Lucy and I were also experiencing a rainy day so this was a perfect time to make our very own Thunder Cake! I plopped Lucy up on the counter, wrapping her in my old fashioned apron. The recipe in the book led me to realize that all the ingredients weren't in my cupboard, but at least I didn't have to go out and milk a cow, so I made do with what I had, making a few simple substitutions.
Everything went well and we produced a delicious chocolate Thunder Cake and had tons of fun in the process. But the next day, Hannah visited, heard what we had done and quietly lamented one fact.

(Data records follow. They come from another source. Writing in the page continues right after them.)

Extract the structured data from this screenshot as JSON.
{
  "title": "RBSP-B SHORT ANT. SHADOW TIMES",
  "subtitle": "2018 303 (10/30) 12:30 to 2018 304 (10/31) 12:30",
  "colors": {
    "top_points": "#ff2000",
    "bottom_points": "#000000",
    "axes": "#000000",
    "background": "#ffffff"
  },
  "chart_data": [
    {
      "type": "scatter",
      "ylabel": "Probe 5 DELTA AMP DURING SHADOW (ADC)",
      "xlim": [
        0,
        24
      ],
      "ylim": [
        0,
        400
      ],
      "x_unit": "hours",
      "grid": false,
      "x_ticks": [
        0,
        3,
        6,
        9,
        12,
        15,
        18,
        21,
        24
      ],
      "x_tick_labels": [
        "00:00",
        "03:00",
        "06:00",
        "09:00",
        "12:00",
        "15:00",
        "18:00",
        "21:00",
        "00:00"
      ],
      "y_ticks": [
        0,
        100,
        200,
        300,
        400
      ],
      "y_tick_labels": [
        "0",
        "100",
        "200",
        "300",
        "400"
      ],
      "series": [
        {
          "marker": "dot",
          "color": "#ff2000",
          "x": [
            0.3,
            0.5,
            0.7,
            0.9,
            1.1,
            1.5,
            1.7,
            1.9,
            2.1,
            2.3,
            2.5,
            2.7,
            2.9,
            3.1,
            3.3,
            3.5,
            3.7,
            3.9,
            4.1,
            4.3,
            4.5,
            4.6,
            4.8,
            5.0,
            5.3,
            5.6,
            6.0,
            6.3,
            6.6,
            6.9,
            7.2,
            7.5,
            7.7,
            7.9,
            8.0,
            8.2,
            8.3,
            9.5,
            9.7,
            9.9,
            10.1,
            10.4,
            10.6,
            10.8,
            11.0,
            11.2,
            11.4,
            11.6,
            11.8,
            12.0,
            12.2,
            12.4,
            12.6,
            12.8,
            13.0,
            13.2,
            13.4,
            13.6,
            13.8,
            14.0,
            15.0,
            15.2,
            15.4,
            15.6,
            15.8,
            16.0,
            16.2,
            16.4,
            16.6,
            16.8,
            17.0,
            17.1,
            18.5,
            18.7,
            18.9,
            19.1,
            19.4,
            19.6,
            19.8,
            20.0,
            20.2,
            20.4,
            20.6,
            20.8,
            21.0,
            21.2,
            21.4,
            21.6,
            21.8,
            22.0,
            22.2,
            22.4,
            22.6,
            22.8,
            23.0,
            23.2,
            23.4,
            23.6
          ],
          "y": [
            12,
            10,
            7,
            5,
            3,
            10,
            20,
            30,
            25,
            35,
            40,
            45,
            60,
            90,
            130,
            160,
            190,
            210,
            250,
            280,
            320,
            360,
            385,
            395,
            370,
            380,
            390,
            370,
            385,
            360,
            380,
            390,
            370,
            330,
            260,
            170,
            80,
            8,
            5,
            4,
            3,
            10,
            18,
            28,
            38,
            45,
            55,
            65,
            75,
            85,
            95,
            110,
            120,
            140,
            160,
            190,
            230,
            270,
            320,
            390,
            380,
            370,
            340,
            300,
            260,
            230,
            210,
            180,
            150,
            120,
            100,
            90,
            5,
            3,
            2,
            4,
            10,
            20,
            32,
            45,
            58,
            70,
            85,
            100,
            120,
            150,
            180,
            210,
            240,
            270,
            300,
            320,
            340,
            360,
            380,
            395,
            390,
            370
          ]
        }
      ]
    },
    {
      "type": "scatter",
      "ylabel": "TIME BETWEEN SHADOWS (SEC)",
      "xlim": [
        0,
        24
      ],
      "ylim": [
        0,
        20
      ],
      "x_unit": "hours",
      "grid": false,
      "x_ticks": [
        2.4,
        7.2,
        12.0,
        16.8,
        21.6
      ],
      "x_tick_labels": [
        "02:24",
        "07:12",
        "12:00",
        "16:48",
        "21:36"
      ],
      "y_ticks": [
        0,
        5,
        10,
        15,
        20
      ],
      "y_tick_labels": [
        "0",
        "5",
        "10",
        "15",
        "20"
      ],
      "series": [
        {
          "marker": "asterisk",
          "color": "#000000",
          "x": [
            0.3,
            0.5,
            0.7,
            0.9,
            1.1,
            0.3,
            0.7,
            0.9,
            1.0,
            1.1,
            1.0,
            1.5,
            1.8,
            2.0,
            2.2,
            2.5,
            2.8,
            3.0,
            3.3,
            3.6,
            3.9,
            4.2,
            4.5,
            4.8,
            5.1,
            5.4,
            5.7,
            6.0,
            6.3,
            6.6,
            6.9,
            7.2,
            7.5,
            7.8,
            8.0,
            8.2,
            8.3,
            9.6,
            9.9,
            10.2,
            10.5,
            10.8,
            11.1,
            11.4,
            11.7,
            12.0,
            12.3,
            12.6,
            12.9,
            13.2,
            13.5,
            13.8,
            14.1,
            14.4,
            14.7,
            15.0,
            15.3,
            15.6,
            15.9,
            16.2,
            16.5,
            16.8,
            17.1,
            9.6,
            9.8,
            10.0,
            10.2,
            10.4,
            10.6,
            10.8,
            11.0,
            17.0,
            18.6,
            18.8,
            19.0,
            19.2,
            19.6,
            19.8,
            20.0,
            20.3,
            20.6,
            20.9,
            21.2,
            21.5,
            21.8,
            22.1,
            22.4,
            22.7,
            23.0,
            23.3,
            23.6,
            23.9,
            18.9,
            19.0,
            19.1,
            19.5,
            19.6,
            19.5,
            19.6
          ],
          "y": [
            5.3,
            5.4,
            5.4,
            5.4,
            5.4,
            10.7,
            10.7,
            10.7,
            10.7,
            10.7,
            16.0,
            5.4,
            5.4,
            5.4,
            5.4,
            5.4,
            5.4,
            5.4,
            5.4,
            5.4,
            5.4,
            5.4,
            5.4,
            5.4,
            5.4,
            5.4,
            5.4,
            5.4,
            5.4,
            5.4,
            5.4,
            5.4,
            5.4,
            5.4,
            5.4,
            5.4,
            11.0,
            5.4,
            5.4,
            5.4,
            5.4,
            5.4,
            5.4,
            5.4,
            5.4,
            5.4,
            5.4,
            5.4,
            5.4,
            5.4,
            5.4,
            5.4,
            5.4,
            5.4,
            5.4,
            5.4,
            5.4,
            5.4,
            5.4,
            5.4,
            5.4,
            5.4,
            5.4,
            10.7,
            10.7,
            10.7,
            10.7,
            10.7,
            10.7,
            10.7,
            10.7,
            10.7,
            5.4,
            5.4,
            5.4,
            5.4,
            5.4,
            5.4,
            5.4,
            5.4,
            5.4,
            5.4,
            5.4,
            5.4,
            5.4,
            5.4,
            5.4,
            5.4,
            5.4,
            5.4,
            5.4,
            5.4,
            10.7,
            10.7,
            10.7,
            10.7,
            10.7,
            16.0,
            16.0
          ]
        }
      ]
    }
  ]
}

"You never made a Thunder Cake with me!"
I admitted that even though she and I had read this book many times, we had never taken the time to bake the cake. We had not lined up the ingredients, measured them out, mixed them up to produce one humble Thunder Cake in all those years.
Is there a lesson here for me? Probably lots of them, and I could beat myself up for never having baked that cake with Hannah. I'll admit, I was tempted. But I went on to recall that Hannah and I participated in many other amazing projects during those busy younger years of homeschooling and raising a family. To nurse any guilt or bemoaning self talk concerning this situation is a waste of good guilt! My current life presents me with a more relaxed view of time and I hope to not miss any opportunities to experience fully the joy of life with a young one whom I adore. But I will do what I did then...I'll do the best I can.
I offer kindness to the younger me of Hannah's childhood and I also project kindness into the future for ways the older me will do the best she can. I might fall short but sometimes it's just plain good enough to do the best we can.
I know this is a small thing and no one was hurt by this small decision, or lack there of, but by practicing self kindness in the small things, perhaps I'll be ready when bigger regrets race out to greet me in the future.
Even though, Hannah, the next time a storm is on the way, I'm here, ready to get those ingredients set out on the counter with the challenge to get the thing baked before the storm arrives. Come on over. It will be great fun and you have waited long enough to experience it. Maybe I'll even let you lick the spoon.